In the meantime, the phb tells the two junior idiots who screwed it up in the first place, to get the second new machine swapped in because he doesn't "trust" the old machine. So they set up the rsync on the new box using the original sync command I'd used (mistake 1). They set it up to sync every night (mistake 2) at 12 (mistake 3), and let it run.
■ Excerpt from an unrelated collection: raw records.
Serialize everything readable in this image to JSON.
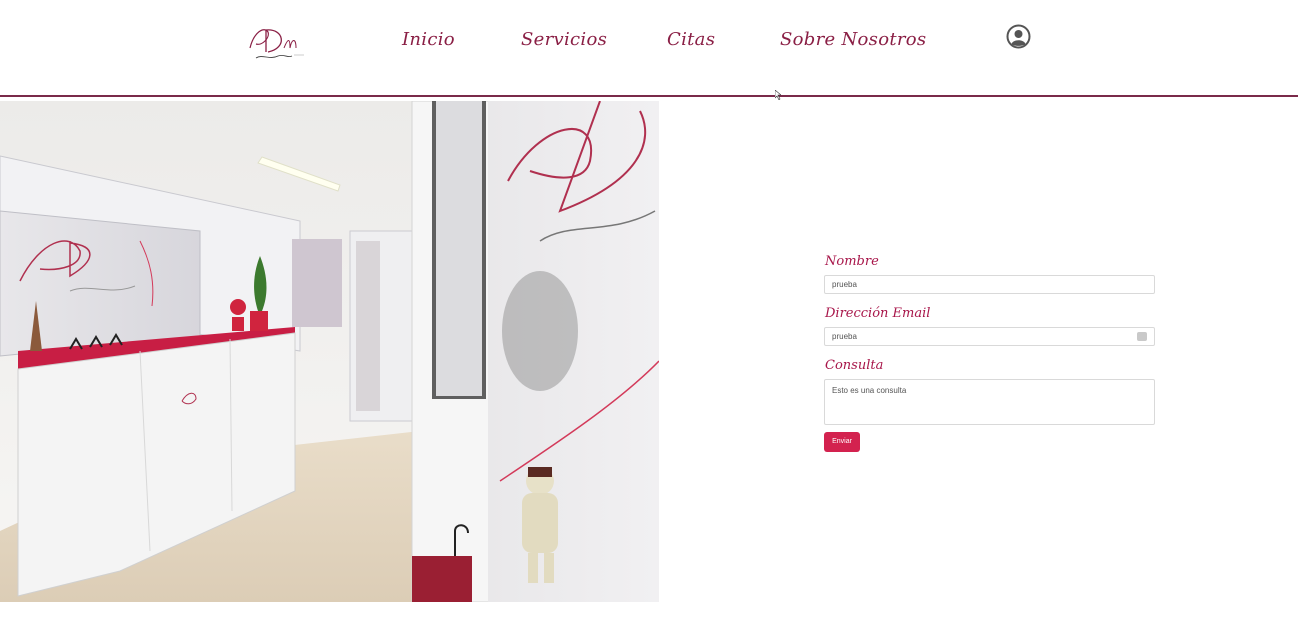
{
  "nav": {
    "logo_text": "ADM advocats",
    "items": [
      {
        "label": "Inicio"
      },
      {
        "label": "Servicios"
      },
      {
        "label": "Citas"
      },
      {
        "label": "Sobre Nosotros"
      }
    ],
    "user_icon": "user-circle-icon"
  },
  "hero": {
    "image_label": "office-interior-photo"
  },
  "form": {
    "name_label": "Nombre",
    "name_value": "prueba",
    "email_label": "Dirección Email",
    "email_value": "prueba",
    "query_label": "Consulta",
    "query_value": "Esto es una consulta",
    "submit_label": "Enviar"
  },
  "colors": {
    "brand": "#8a1f45",
    "button": "#d3224f",
    "header_line": "#7a2a4a"
  }
}
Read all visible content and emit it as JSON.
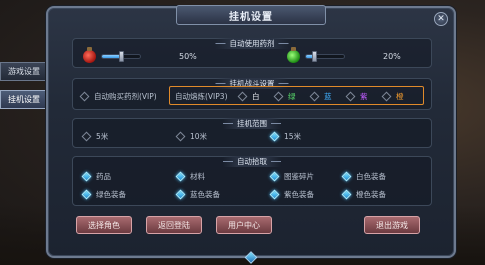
{
  "window": {
    "title": "挂机设置",
    "close_glyph": "✕"
  },
  "side_tabs": [
    {
      "label": "游戏设置",
      "active": false
    },
    {
      "label": "挂机设置",
      "active": true
    }
  ],
  "potions": {
    "title": "自动使用药剂",
    "hp": {
      "value_text": "50%",
      "value": 50,
      "icon": "red-potion-icon"
    },
    "mp": {
      "value_text": "20%",
      "value": 20,
      "icon": "green-potion-icon"
    }
  },
  "combat": {
    "title": "挂机战斗设置",
    "auto_buy": {
      "label": "自动购买药剂(VIP)",
      "checked": false
    },
    "auto_smelt": {
      "label": "自动熔炼(VIP3)"
    },
    "qualities": [
      {
        "label": "白",
        "checked": false,
        "color": "#e6e9ee"
      },
      {
        "label": "绿",
        "checked": false,
        "color": "#58d96a"
      },
      {
        "label": "蓝",
        "checked": false,
        "color": "#3fb0ff"
      },
      {
        "label": "紫",
        "checked": false,
        "color": "#c05cff"
      },
      {
        "label": "橙",
        "checked": false,
        "color": "#f09a2e"
      }
    ],
    "highlight_color": "#e08a2a"
  },
  "range": {
    "title": "挂机范围",
    "options": [
      {
        "label": "5米",
        "checked": false
      },
      {
        "label": "10米",
        "checked": false
      },
      {
        "label": "15米",
        "checked": true
      }
    ]
  },
  "pickup": {
    "title": "自动拾取",
    "items": [
      {
        "label": "药品",
        "checked": true
      },
      {
        "label": "材料",
        "checked": true
      },
      {
        "label": "图鉴碎片",
        "checked": true
      },
      {
        "label": "白色装备",
        "checked": true
      },
      {
        "label": "绿色装备",
        "checked": true
      },
      {
        "label": "蓝色装备",
        "checked": true
      },
      {
        "label": "紫色装备",
        "checked": true
      },
      {
        "label": "橙色装备",
        "checked": true
      }
    ]
  },
  "buttons": {
    "choose_role": "选择角色",
    "return_login": "返回登陆",
    "user_center": "用户中心",
    "exit_game": "退出游戏"
  },
  "colors": {
    "accent": "#3fb0ff",
    "button": "#8a4d53"
  }
}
Come in the next day, check it, it looks fine (mistake 4)!
Then they take out the old machine and put the second new, blank, machine in. Then they indulged in a little Office Space/Reservoir Dogs style abuse on the old machine(mistake 5), which they blamed for their recent woes (which basically consisted of them being screamed at for being morons while standing around (during the 9-5 period when they worked) watching me fix the machine). Then they went to lunch.
Turns out that cron works on 24 hour time, and so when you put in your sync for 00 12 * * *, it goes off at noon.
So the machine kicks off it's sync at about the time they walked out the door, and since they had thoughtfully included the "-delete" flag, the machine looked for the machine it was supposed to sync from, noted that everything had been deleted since it's last sync, and promptly wiped itself out. Live, production machine.
Admin
I've got two. You choose.
Number 1
I was working as a webdev for an office of a well respected university.
One day a co-worker knocks on my door to tell me that he couldn't pull up our website. I did some checking, and it did seem to be down. I contacted our hosting provider, and they had flipped the switch on our site because we were delinquent on our bill. All we had to do is pay our bill, and the lights would be turned back on.
I asked if they had notified us of this, and they said they had. The only problem was, the contact email address they had on file was the email address of my predecessor. This shop had a very bad habit of not documenting, well, anything. To make matters worse, using our hosting provider's tech support was like trying to navigate through a Rube Goldberg machine.
It probably took a couple hours, but the site eventually came back up and we changed the contact info to something a little more permanent.
Number 2
I was in a Gilbert and Sullivan production in college. One night I come out on stage to sing my solo number, and one of the audience member's primary systems goes down. One of the stage techs walks up on stage to announce someone is having a heart attack and we would have to clear the theater.
The EMTs came and went, then we started again from the top of my song.
Admin
I know that feeling well. Eat a fattening meal, have a alcoholic beverage, spring for desert, wonder if being a park ranger requires any special education...
Admin
Does anyone remember from the first time this story got posted, the comment involving a production oopsie that involved Bengal tigers showing up in the middle of the ocean?
I would have to say that was one of my all-time favorite production failures.
Admin
Same here, only the DBs are more important than that. However, they're used only a certain times of the year. So in between, I'm free to blow them up and restore from backup.
Admin
I don't know what the hell a Gigaman is, but to have a redundant Gigaman sounds absolutely awesome!
Scene: high-speed train rapidly approaching destroyed bridge Our Hero steps forward and says: "Don't worry folks, I have a redundant Gigaman!